Uday Devgan, MD , 2025-05-21 14:57:00
A century ago, Theodor Axenfeld described a series of patients with congenital abnormalities of the anterior segment of the eye, including anterior displacement of Schwalbe’s line, termed posterior embryotoxon, with anterior iris adhesions.
Shortly thereafter, Herwigh Rieger noted more iris abnormalities such as corectopia, polycoria and iris atrophy in these patients along with systemic deformities of teeth and facial bones.

Figure 1. The anterior segment shows an irregularly shaped cornea with more of a rhomboid shape as well as the presence of posterior embryotoxon. There is corectopia with the pupil displaced because the temporal iris atrophy prevents symmetric dilation.
Source: Uday Devgan, MD
Due to the dysgenesis of the anterior segment, the eye is prone to more pathology such as development of glaucoma due to irregular angle anatomy. Fortunately, Axenfeld-Rieger syndrome is rare, and the degree of structural abnormalities can vary along a spectrum from mild to severe.
A patient was referred to our clinic for cataract surgery, and a considerable amount of time was spent evaluating the eye, with care taken to detect the presence of confounding factors that could complicate the procedure. The patient was noted to have an unusual corneal shape that appeared somewhat rhomboid (Figure 1). The posterior embryotoxon was visible in certain areas of the cornea, and notably there was corectopia with decentration of the pupil upon dilation due to an area of iris atrophy. No glaucoma was present, and the angle anatomy looked reasonable with only a few areas noted to have iris strands adherent to Schwalbe’s line.

Uday Devgan, MD
In cases of Axenfeld-Rieger syndrome, it is common to have zonular laxity with focal areas of zonular absence, particularly in the area of iris atrophy. While our patient seemed to have a normal degree of zonular support, this is better assessed during surgery. For this reason, we arranged to have additional instrumentation available in the operating room, such as capsule hooks, a capsular tension ring, a capsular tension segment and the appropriate sutures. This patient was also highly myopic with a long axial length and desired to maintain a moderate degree of myopia to allow for unaided near vision. IOL calculations were performed for the patient’s preferred refractive target, and a toric monofocal IOL was chosen as the first choice. We also arranged to have a three-piece monofocal IOL, which only comes in non-toric versions, available as a back-up plan.

Source: Uday Devgan, MD
In the operating room, we started with topical tetracaine and intracameral preservative-free lidocaine for anesthesia, along with some mild systemic sedation with midazolam. If the case became more complicated, we could always supplement that with a sub-Tenon’s administration of additional local anesthetics to achieve analgesia and akinesia. The incision was made temporally because that was the area of the cornea that was farthest from the visual axis. A superior incision in this case would be closer to the visual axis, and that would likely induce more astigmatic effect.
The initial creation of the capsulorrhexis gives important clues as to zonular laxity if we start it by puncturing the lens capsule with our forceps. If we use a sharp needle or cystotome instead, there is little feedback as to how taut the anterior capsule is. Fortunately, the zonular support seemed normal, and we could proceed with the capsulorrhexis. Importantly, the capsulorrhexis was centered on the capsule and not within the pupil.

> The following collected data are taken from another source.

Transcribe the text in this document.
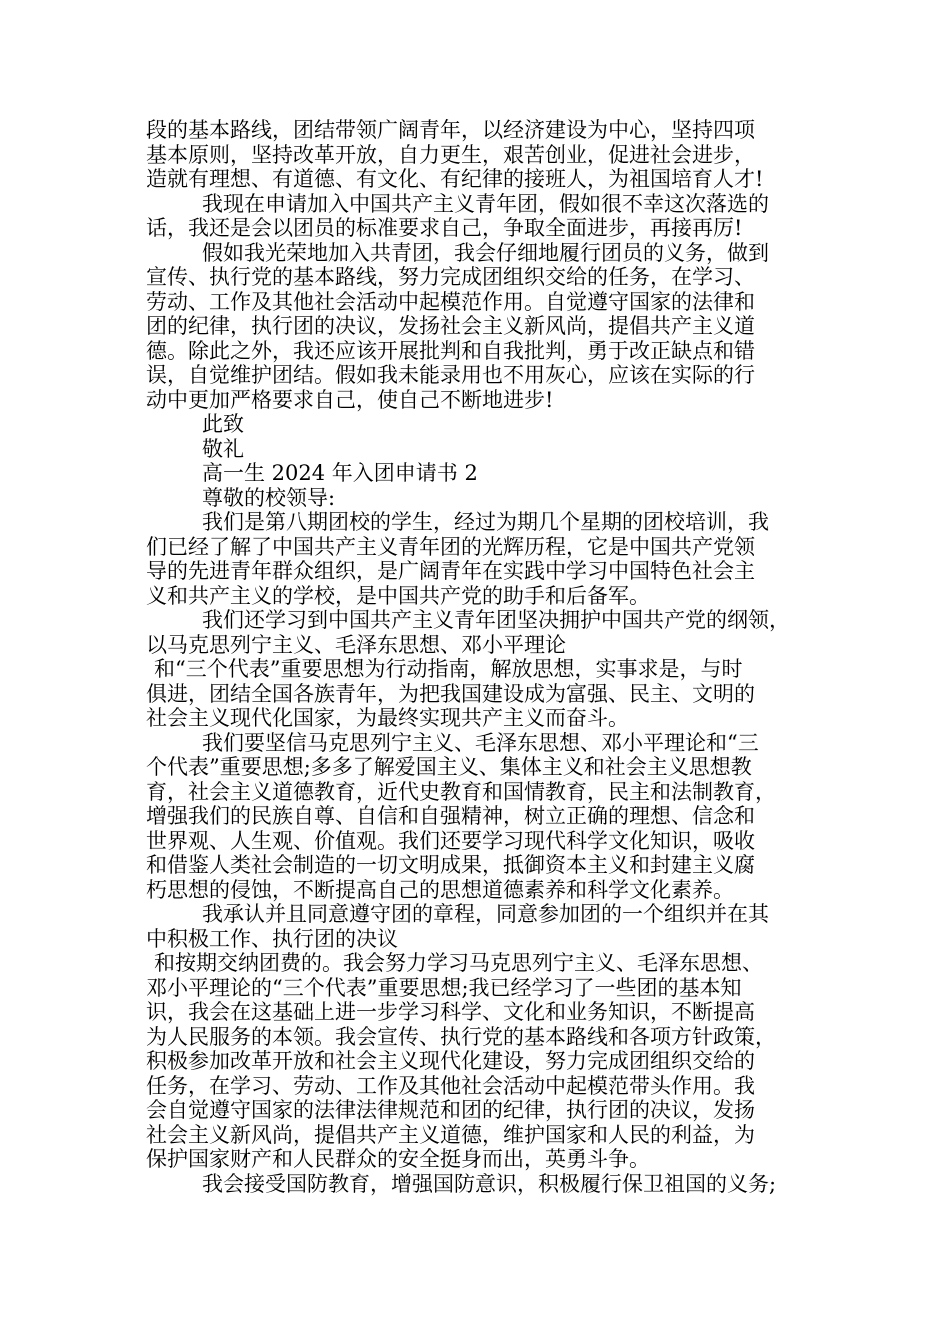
段的基本路线，团结带领广阔青年，以经济建设为中心，坚持四项
基本原则，坚持改革开放，自力更生，艰苦创业，促进社会进步，
造就有理想、有道德、有文化、有纪律的接班人，为祖国培育人才!
我现在申请加入中国共产主义青年团，假如很不幸这次落选的
话，我还是会以团员的标准要求自己，争取全面进步，再接再厉!
假如我光荣地加入共青团，我会仔细地履行团员的义务，做到
宣传、执行党的基本路线，努力完成团组织交给的任务，在学习、
劳动、工作及其他社会活动中起模范作用。自觉遵守国家的法律和
团的纪律，执行团的决议，发扬社会主义新风尚，提倡共产主义道
德。除此之外，我还应该开展批判和自我批判，勇于改正缺点和错
误，自觉维护团结。假如我未能录用也不用灰心，应该在实际的行
动中更加严格要求自己，使自己不断地进步!
此致
敬礼
高一生 2024 年入团申请书 2
尊敬的校领导:
我们是第八期团校的学生，经过为期几个星期的团校培训，我
们已经了解了中国共产主义青年团的光辉历程，它是中国共产党领
导的先进青年群众组织，是广阔青年在实践中学习中国特色社会主
义和共产主义的学校，是中国共产党的助手和后备军。
我们还学习到中国共产主义青年团坚决拥护中国共产党的纲领，
以马克思列宁主义、毛泽东思想、邓小平理论
和“三个代表”重要思想为行动指南，解放思想，实事求是，与时
俱进，团结全国各族青年，为把我国建设成为富强、民主、文明的
社会主义现代化国家，为最终实现共产主义而奋斗。
我们要坚信马克思列宁主义、毛泽东思想、邓小平理论和“三
个代表”重要思想;多多了解爱国主义、集体主义和社会主义思想教
育，社会主义道德教育，近代史教育和国情教育，民主和法制教育，
增强我们的民族自尊、自信和自强精神，树立正确的理想、信念和
世界观、人生观、价值观。我们还要学习现代科学文化知识，吸收
和借鉴人类社会制造的一切文明成果，抵御资本主义和封建主义腐
朽思想的侵蚀，不断提高自己的思想道德素养和科学文化素养。
我承认并且同意遵守团的章程，同意参加团的一个组织并在其
中积极工作、执行团的决议
和按期交纳团费的。我会努力学习马克思列宁主义、毛泽东思想、
邓小平理论的“三个代表”重要思想;我已经学习了一些团的基本知
识，我会在这基础上进一步学习科学、文化和业务知识，不断提高
为人民服务的本领。我会宣传、执行党的基本路线和各项方针政策，
积极参加改革开放和社会主义现代化建设，努力完成团组织交给的
任务，在学习、劳动、工作及其他社会活动中起模范带头作用。我
会自觉遵守国家的法律法律规范和团的纪律，执行团的决议，发扬
社会主义新风尚，提倡共产主义道德，维护国家和人民的利益，为
保护国家财产和人民群众的安全挺身而出，英勇斗争。
我会接受国防教育，增强国防意识，积极履行保卫祖国的义务;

Because of the asymmetric pupil dilation, we wanted to avoid using the pupil margin as a guide for the capsulorrhexis because it would result in a misaligned anterior lens opening. (Figure 2)

Source: Uday Devgan, MD
The nucleus removal went smoothly in this case, using a phaco chop variation. During cortical cleanup, care was taken to observe the capsulorrhexis to ensure that it did not move. For a full 360°, the zonular support was strong, so a capsular tension ring was not needed. We implanted a toric monofocal IOL that was aligned at the appropriate axis to address the corneal astigmatism. Because of the care taken to create the capsulorrhexis, there was a complete 360° overlap of the IOL optic, which was well centered in the patient’s visual axis (Figure 3).
The patient achieved an excellent postoperative outcome and healed well from the surgery. She is being referred back to retina and glaucoma colleagues who will follow her longitudinally. For this patient, fortunately the degree of ocular abnormalities from Axenfeld-Rieger syndrome was limited, and the cataract surgery was uneventful for both eyes. Because this is a rare condition, occurring in less than one in 100,000 people, I may not see another patient with this condition in the second half of my career.